Adapted by Ford and screenwriter David Scearce from Christopher Isherwood’s novel, the film is set during a single day in 1962 Los Angeles, where a 52-year-old closeted English college professor, George (Colin Firth), is still reeling from the recent death of his longtime lover Jim (Matthew Goode) in a car accident. We only see Jim in brief flashbacks — the night he and George met at a party, the couple hanging out at home, Jim’s bloodied corpse at the accident site — but we come to feel his absence and the pain of his loss through Firth’s exceptional performance, which is a marvel of communicating expansive emotion and thought through minimal action.

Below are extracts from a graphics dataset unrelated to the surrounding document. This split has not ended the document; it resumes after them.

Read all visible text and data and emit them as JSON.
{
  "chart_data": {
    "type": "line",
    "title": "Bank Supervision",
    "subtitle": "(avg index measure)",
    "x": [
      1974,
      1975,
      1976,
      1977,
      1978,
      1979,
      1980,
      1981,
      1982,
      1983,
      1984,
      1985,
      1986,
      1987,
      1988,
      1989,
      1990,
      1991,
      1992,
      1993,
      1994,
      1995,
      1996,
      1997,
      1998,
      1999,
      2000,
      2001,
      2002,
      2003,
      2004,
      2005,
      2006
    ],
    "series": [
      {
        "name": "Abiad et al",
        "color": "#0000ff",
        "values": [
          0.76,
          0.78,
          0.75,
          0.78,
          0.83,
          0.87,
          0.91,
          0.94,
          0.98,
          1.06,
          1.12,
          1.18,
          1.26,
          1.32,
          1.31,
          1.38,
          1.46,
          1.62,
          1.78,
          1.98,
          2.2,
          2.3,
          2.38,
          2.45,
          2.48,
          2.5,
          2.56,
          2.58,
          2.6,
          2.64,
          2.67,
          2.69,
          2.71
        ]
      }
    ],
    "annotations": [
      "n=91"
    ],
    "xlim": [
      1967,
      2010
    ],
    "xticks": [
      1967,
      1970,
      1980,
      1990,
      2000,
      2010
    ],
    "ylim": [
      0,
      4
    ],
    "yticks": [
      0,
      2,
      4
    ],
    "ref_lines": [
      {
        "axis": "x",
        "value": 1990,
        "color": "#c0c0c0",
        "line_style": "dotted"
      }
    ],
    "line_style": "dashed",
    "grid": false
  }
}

George goes about his day as if it were any other, exchanging greetings with the neighbors next door, leading his students on a lecture about Aldous Huxley, discussing the ongoing Cuban Missile Crisis with a colleague and preparing for a disastrous dinner at the home of his old friend Charley (Julianne Moore). George and Charley once had a brief affair, and now Charley, divorced and alcoholic, hopes to somehow stoke up old, dead flames.

None of this would amount to much of a movie, except that George has secretly decided to commit suicide, which adds a layer of gravity and poignancy to the act of watching him go through the motions of his life. Befitting his fashion background, Ford occasionally succumbs to the unnecessary flourish of style that distracts us from the drama, although most of the time uses exemplary subtlety and restraint. During a flashback in which George receives a phone call coldly informing him of Jim’s death, the camera remains trained solely on Firth’s face (bonus points for Mad Men fans who can place the voice on the other end).

Despite its downbeat theme, A Single Man is ultimately optimistic about the human capability to gradually make peace with seemingly insurmountable pain and tragedy. We may never be the same, the film argues, but as long as the world around us continues to spin, there is always hope.

A Single Man is small and slight, but the movie ends on a lovely note of grace — an indication that even for George, whose grief and loneliness today feels paralyzing and all-consuming, there’s always a reason to go on.

Cast: Colin Firth, Julianne Moore, Nicholas Hoult, Matthew Goode, Jon Kortajarena, Paulette Lamori, Ryan Simpkins, Ginnifer Goodwin.

Director: Tom Ford.

Screenwriters: Tom Ford, David Scearce. Based on the novel by Christopher Isherwood.

Producers: Tom Ford, Chris Weitz, Andrew Miano.

A Weinstein Co. release. Running time: 99 minutes. Vulgar language, sexual situations, nudity, adult themes. In Miami-Dade: Regal South Beach; in Broward: Gateway.